Мы входили в широкую улицу кишлака. Она была пуста. Все двери были наглухо закрыты. Глиняные дувалы молча обступили нас.

— Нет, не нравится. Но мне не нравится и сегодняшнее утро. В воздухе пахнет кулаком.

Здесь, на повороте дороги, показался человек, и мы вздрогнули от неожиданности. Я увидел вчерашнего ишана, несшего знамя. Он шел все той же качающейся, мягкой походкой. Но сейчас он улыбался. Он был розов, с ослепительными зубами, с чистым детским лицом, на котором приклеены черные усы.

Я все понял: стекольщик опять встречался с ишаном у дверей Султан-кишлака. Вот идет продолжение рассказа Гулама. Я понимаю, откуда этот человек.

Ишан остановился и распростер руки.

— О-о! — сказал он радостно. — Трижды приятная встреча! Большие люди пришли в наш маленький кишлак. Нет, нет, не говорите ни слова! Вы будете говорить только после того, как выпьете у меня чашку чая.

И он схватил нас за руки и побежал вперед. Он открыл скрипучие ворота, и мы очутились за глиняной стеной, в просторном, чистеньком дворике. Хозяин скрылся в задних дверях и вытащил ковер и подушки.

Он много и беспрерывно говорил. Я помню упоминания о посевной и вопросы о делах корреспондентов. Он на вопросы отвечал сам.

— Да, да, колхозы очень хорошо работают в наших краях! — И улыбка радости освещала его. — Плохи зато дела с урожаем урюка и яблок! — Здесь грустная волна с быстротой пробегала по выразительному и здоровому лицу.

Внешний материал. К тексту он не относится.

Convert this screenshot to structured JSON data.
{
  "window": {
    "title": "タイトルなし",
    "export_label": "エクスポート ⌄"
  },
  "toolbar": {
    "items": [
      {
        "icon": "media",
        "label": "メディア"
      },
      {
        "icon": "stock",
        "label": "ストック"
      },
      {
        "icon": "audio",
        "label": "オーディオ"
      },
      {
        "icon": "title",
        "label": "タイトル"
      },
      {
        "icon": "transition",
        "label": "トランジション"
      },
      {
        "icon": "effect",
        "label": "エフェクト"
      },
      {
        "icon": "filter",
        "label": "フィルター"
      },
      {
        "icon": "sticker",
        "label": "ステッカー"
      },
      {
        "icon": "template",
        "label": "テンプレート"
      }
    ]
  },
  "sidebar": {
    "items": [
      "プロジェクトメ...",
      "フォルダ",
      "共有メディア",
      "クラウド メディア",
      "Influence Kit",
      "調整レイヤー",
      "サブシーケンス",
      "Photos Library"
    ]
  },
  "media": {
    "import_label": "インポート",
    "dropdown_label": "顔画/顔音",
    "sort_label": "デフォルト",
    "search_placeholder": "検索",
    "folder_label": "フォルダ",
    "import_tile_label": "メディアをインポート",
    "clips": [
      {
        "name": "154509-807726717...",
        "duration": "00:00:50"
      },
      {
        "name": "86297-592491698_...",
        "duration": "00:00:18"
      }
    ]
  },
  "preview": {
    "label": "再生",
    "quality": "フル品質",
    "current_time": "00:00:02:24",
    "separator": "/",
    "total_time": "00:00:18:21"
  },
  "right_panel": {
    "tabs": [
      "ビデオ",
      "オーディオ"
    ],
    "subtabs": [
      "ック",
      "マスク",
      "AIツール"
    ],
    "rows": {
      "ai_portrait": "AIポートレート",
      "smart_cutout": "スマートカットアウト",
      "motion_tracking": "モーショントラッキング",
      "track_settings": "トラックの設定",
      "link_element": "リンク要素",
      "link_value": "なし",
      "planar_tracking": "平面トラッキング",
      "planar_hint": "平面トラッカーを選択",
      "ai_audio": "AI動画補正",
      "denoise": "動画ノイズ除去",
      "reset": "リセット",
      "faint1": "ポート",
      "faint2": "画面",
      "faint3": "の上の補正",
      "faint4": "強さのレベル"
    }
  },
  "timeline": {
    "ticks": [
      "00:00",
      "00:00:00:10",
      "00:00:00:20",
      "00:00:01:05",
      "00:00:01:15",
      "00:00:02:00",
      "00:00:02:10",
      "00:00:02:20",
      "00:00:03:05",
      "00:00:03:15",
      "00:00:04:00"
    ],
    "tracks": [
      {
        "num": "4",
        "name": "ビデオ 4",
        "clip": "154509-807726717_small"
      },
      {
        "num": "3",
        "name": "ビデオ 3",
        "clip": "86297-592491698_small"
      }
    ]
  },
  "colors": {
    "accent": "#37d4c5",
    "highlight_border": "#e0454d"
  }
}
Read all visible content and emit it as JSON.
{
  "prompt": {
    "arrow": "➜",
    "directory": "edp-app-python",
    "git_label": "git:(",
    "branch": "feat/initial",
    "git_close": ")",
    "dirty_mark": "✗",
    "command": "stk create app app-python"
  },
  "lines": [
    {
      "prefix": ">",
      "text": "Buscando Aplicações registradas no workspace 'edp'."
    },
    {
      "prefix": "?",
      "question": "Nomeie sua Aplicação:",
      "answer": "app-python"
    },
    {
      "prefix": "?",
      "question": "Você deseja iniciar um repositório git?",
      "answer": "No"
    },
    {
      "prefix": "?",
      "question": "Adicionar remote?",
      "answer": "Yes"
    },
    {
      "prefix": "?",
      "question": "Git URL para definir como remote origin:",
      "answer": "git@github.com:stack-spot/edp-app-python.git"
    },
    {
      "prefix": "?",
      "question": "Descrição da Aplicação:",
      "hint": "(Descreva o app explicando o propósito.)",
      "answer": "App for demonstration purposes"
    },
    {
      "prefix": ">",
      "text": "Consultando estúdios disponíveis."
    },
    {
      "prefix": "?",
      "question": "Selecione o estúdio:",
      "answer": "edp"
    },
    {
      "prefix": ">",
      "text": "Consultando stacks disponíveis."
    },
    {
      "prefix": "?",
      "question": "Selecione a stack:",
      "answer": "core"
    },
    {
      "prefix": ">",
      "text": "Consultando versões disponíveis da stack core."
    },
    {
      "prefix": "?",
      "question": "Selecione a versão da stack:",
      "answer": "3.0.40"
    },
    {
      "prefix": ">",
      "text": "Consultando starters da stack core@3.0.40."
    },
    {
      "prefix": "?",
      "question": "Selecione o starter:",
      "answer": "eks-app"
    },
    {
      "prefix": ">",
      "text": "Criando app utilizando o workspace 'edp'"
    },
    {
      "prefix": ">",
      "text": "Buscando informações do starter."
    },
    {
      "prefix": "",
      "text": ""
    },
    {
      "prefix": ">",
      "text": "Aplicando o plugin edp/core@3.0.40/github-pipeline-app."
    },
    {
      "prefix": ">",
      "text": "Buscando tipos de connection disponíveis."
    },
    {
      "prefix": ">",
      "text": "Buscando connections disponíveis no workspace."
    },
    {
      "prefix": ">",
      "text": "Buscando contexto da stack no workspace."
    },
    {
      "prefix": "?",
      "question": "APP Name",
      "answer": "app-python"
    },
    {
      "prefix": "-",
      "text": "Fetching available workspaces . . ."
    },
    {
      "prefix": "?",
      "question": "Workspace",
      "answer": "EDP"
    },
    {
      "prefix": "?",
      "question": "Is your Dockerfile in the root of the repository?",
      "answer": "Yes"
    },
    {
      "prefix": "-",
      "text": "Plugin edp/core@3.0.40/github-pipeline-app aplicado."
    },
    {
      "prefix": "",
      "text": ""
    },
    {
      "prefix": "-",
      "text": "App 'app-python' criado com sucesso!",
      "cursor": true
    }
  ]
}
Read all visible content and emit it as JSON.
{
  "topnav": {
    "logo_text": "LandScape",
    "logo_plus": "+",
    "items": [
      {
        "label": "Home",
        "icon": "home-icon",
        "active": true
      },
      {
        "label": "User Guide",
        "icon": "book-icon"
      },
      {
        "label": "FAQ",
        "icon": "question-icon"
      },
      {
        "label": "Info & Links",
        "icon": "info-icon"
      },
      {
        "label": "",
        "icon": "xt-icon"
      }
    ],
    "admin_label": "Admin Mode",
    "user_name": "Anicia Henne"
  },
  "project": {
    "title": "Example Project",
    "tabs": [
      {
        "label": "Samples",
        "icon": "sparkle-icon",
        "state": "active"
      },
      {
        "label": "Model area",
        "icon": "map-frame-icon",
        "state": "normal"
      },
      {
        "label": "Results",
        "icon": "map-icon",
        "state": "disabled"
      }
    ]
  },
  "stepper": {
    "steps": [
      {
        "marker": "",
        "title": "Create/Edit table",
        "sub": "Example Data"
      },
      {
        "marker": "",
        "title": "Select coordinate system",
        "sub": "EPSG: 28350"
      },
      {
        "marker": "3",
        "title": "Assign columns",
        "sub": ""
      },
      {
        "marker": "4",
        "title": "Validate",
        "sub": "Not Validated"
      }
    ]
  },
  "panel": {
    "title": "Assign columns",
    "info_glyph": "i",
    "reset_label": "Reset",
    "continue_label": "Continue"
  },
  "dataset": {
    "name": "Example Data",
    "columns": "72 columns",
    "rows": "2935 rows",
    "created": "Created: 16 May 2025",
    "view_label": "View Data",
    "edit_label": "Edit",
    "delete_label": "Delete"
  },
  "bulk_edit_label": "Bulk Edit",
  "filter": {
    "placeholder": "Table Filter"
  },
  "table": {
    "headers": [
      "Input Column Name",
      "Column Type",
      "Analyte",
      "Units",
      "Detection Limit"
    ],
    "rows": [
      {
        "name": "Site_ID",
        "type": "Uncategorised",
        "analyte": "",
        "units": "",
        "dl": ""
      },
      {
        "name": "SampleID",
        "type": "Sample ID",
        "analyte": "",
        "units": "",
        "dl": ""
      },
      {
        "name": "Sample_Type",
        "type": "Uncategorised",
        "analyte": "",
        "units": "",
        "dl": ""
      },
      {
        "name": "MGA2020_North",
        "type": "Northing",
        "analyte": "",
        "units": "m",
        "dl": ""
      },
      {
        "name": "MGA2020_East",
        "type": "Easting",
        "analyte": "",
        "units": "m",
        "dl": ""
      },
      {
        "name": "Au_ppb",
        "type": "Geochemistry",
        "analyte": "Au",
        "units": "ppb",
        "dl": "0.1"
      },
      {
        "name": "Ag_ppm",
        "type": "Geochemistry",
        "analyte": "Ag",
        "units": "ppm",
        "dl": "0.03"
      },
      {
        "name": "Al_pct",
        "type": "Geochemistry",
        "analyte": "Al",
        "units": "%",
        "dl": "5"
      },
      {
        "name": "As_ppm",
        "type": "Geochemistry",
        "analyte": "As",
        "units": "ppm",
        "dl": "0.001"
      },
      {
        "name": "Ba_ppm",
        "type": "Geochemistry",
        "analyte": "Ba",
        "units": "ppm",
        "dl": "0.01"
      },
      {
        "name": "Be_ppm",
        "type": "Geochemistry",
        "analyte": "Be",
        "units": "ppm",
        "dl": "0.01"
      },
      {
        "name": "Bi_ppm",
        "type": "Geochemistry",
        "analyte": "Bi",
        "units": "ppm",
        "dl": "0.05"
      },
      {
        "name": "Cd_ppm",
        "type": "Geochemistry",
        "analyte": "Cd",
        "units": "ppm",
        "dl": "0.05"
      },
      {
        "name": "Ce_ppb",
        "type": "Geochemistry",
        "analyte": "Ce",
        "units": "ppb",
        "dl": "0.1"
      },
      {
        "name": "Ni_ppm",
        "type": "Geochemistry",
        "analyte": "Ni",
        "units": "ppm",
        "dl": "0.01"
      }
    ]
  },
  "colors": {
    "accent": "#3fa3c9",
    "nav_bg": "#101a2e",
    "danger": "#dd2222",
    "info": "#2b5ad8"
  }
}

В нем было много лести, но и какой-то подкупающей искренности. Он успел сообщить на пороге о делах колхоза. Он сам член правления колхоза и фактически первая голова в нем. О, он читает последние газеты и знает, что большой Курултай в Москве сказал, что нужно вводить сдельщину в колхозы. Он сам вводит уже сдельщину. Можете написать это в газеты.

Он скрылся опять в дверях и наконец вышел оттуда с великолепным подносом гостеприимства: там были пышные лепешки, дынный мед, сахар, зеленый чай и кишмиш. Мы сидели на ковре. Хозяин был в халате и в скромной тюбетейке. Он опускал поднос, улыбаясь. В это мгновение между нами пролетело двадцать лет. Я вспомнил большой дом в Коканде, сына стекольщика, сидящего на кухне, и сына ишана, небрежно сующего ему лепешку. Как изменился мир: скромный жест, вдруг воскресивший двадцатилетие. Я думаю, что вспомнили это все трое. Я посмотрел на сына стекольщика, потом на сына ишана. У него чуть заметно дрогнули руки. Лицо его стало грустным, и он отвернулся. Вот точно, что сказал он тогда, отвечая моей мысли:

— Да. Я не могу быть первым в колхозе. И не должен. Я буду работать по мере сил. Я знаю: ко мне всегда вы будете иметь недоверие. Я рожден от проклятых отцов. Мы помним о моем прошлом. Я не заслуживаю доверия. Я это очень хорошо знаю. Не надо говорить. Пейте чай.

И он опять улыбнулся. Они говорили по-узбекски, ишан рассказал два анекдота. Потом он поднялся.

— Я сейчас, — сказал он и вышел в ворота.

Мы сидели спиной к воротам, не хотели оборачиваться. Ожидание показалось нам очень долгим и напряженным.